By Karen Stokes
Even though Black adults with heart failure are more likely to die than white adults with the same condition, a new study found that the care is equitable.
A study published in JAMA Cardiology used the American Heart Association’s (AHA) Get With The Guidelines® – Heart Failure registry data.
Quality and outcomes were examined at hospitals treating high proportions of Black patients with Heart Failure and found that care is equitable, although areas for improvement remain.
For 11 of 14 evidence-based clinical care measures it was found that there was little to no disparities in the quality of heart failure care between Black and white patients.
Get With The Guidelines – Heart Failure is an in-hospital program for improving care by promoting consistent adherence to the
latest scientific treatment guidelines that supports the AHA mission to reduce death and disability due to cardiovascular diseases and stroke.
It is evidence-based and founded on the American College of Cardiology/American Heart Association Guidelines for secondary prevention of cardiovascular diseases and is designed to help health care providers consistently treat patients in accordance with these accepted guidelines.

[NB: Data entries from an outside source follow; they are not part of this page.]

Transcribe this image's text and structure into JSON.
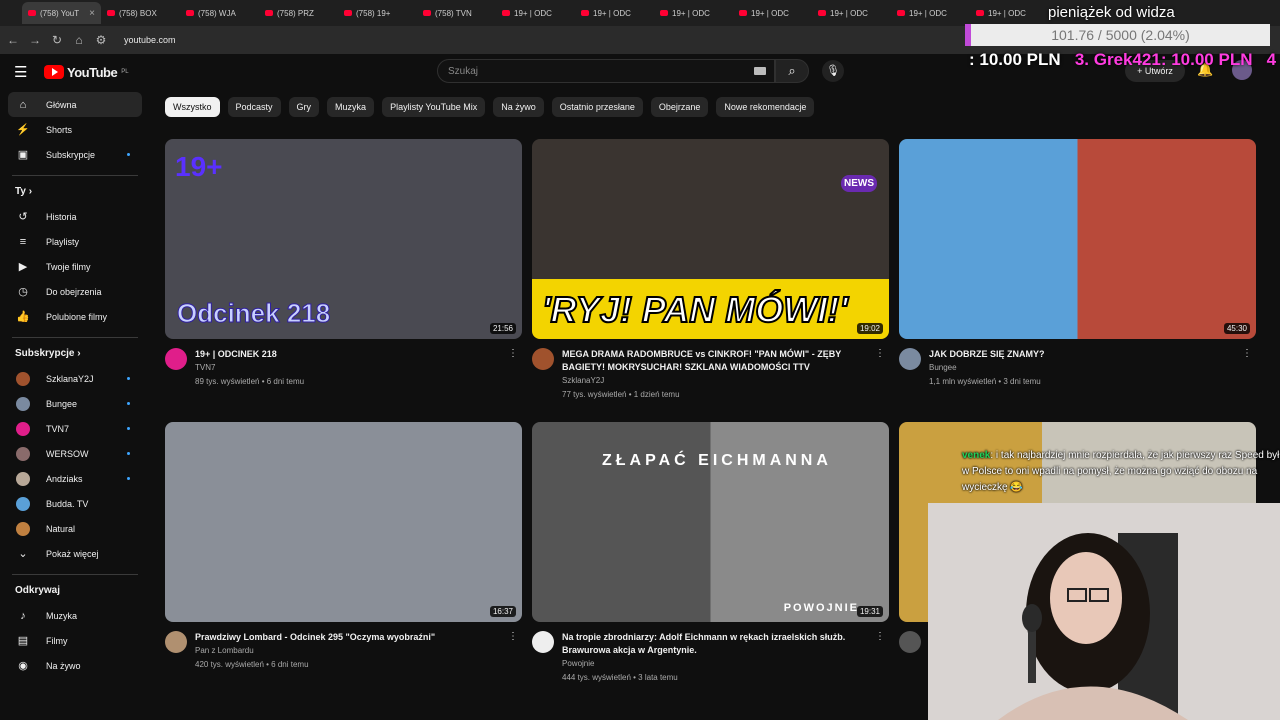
{
  "browser": {
    "tabs": [
      "(758) YouT",
      "(758) BOX",
      "(758) WJA",
      "(758) PRZ",
      "(758) 19+",
      "(758) TVN",
      "19+ | ODC",
      "19+ | ODC",
      "19+ | ODC",
      "19+ | ODC",
      "19+ | ODC",
      "19+ | ODC",
      "19+ | ODC"
    ],
    "url": "youtube.com"
  },
  "header": {
    "logo_text": "YouTube",
    "logo_region": "PL",
    "search_placeholder": "Szukaj",
    "create_label": "Utwórz",
    "notification_count": "9+"
  },
  "sidebar": {
    "main": [
      {
        "label": "Główna",
        "icon": "home-icon"
      },
      {
        "label": "Shorts",
        "icon": "shorts-icon"
      },
      {
        "label": "Subskrypcje",
        "icon": "subscriptions-icon"
      }
    ],
    "you_title": "Ty",
    "you": [
      {
        "label": "Historia",
        "icon": "history-icon"
      },
      {
        "label": "Playlisty",
        "icon": "playlist-icon"
      },
      {
        "label": "Twoje filmy",
        "icon": "your-videos-icon"
      },
      {
        "label": "Do obejrzenia",
        "icon": "watch-later-icon"
      },
      {
        "label": "Polubione filmy",
        "icon": "like-icon"
      }
    ],
    "subs_title": "Subskrypcje",
    "subs": [
      {
        "label": "SzklanaY2J",
        "color": "#a0522d",
        "dot": true
      },
      {
        "label": "Bungee",
        "color": "#7a8aa0",
        "dot": true
      },
      {
        "label": "TVN7",
        "color": "#e01e8a",
        "dot": true
      },
      {
        "label": "WERSOW",
        "color": "#8a6b6b",
        "dot": true
      },
      {
        "label": "Andziaks",
        "color": "#b8a898",
        "dot": true
      },
      {
        "label": "Budda. TV",
        "color": "#5aa0d8",
        "dot": false
      },
      {
        "label": "Natural",
        "color": "#c08040",
        "dot": false
      }
    ],
    "show_more": "Pokaż więcej",
    "explore_title": "Odkrywaj",
    "explore": [
      {
        "label": "Muzyka",
        "icon": "music-icon"
      },
      {
        "label": "Filmy",
        "icon": "film-icon"
      },
      {
        "label": "Na żywo",
        "icon": "live-icon"
      }
    ]
  },
  "chips": [
    "Wszystko",
    "Podcasty",
    "Gry",
    "Muzyka",
    "Playlisty YouTube Mix",
    "Na żywo",
    "Ostatnio przesłane",
    "Obejrzane",
    "Nowe rekomendacje"
  ],
  "videos": [
    {
      "title": "19+ | ODCINEK 218",
      "channel": "TVN7",
      "stats": "89 tys. wyświetleń • 6 dni temu",
      "duration": "21:56",
      "thumb_text": "Odcinek 218",
      "badge": "19+",
      "bg": "#4a4a52",
      "avatar": "#e01e8a"
    },
    {
      "title": "MEGA DRAMA RADOMBRUCE vs CINKROF! \"PAN MÓWI\" - ZĘBY BAGIETY! MOKRYSUCHAR! SZKLANA WIADOMOŚCI TTV",
      "channel": "SzklanaY2J",
      "stats": "77 tys. wyświetleń • 1 dzień temu",
      "duration": "19:02",
      "thumb_text": "'RYJ! PAN MÓWI!'",
      "badge": "NEWS",
      "bg": "#2c2a28",
      "avatar": "#a0522d"
    },
    {
      "title": "JAK DOBRZE SIĘ ZNAMY?",
      "channel": "Bungee",
      "stats": "1,1 mln wyświetleń • 3 dni temu",
      "duration": "45:30",
      "thumb_text": "",
      "badge": "",
      "bg": "#3a7ab8",
      "avatar": "#7a8aa0"
    },
    {
      "title": "Prawdziwy Lombard - Odcinek 295 \"Oczyma wyobraźni\"",
      "channel": "Pan z Lombardu",
      "stats": "420 tys. wyświetleń • 6 dni temu",
      "duration": "16:37",
      "thumb_text": "",
      "badge": "",
      "bg": "#8a8f98",
      "avatar": "#b09070"
    },
    {
      "title": "Na tropie zbrodniarzy: Adolf Eichmann w rękach izraelskich służb. Brawurowa akcja w Argentynie.",
      "channel": "Powojnie",
      "stats": "444 tys. wyświetleń • 3 lata temu",
      "duration": "19:31",
      "thumb_text": "ZŁAPAĆ EICHMANNA",
      "badge": "POWOJNIE",
      "bg": "#555",
      "avatar": "#eee"
    },
    {
      "title": "",
      "channel": "",
      "stats": "",
      "duration": "",
      "thumb_text": "",
      "badge": "",
      "bg": "#c8b84a",
      "avatar": "#555"
    }
  ],
  "overlay": {
    "donate_title": "pieniążek od widza",
    "donate_progress": "101.76 / 5000 (2.04%)",
    "donate_line_a": ": 10.00 PLN",
    "donate_line_b": "3. Grek421: 10.00 PLN",
    "donate_line_c": "4",
    "chat_user": "venek",
    "chat_message": ": i tak najbardziej mnie rozpierdala, że jak pierwszy raz Speed był w Polsce to oni wpadli na pomysł, że można go wziąć do obozu na wycieczkę 😂"
  },
  "colors": {
    "bg": "#0f0f0f",
    "accent": "#ff0000",
    "overlay_pink": "#ff3ce0",
    "chat_user": "#1fd35a"
  }
}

“These findings suggest Get With The Guidelines can help hospitals achieve equitable care for patients hospitalized with heart failure, an important American Heart Association aim,” said Gregg Fonarow, M.D., FAHA, an author of the study and an American Heart Association volunteer.
“While there remains critical population-level disparities in access to care, social determinants of health and care quality in other settings, the Get With The Guidelines – HF program is having an important impact,” said Fonarow.
The study suggests inequities in Heart Failure outcomes are not only driven by gaps in care quality at hospitals, but also that there is a need for renewed focus on public health and policy efforts to target upstream factors that disproportionately affect Black adults.
“This study shows the great strides we have made in heart failure care, as well as opportunities for even more improvement,” said Michelle Albert, MD, MPH, FACC, FAHA, volunteer president of the American Heart Association.
The study was supported by an American Heart Association Get With The Guidelines – HF Young Investigator Research Seed Grant. The program is sponsored, in part, by Novartis, Boehringer Ingelheim and Eli Lilly Diabetes Alliance, Novo Nordisk, Sanofi, AstraZeneca and Bayer.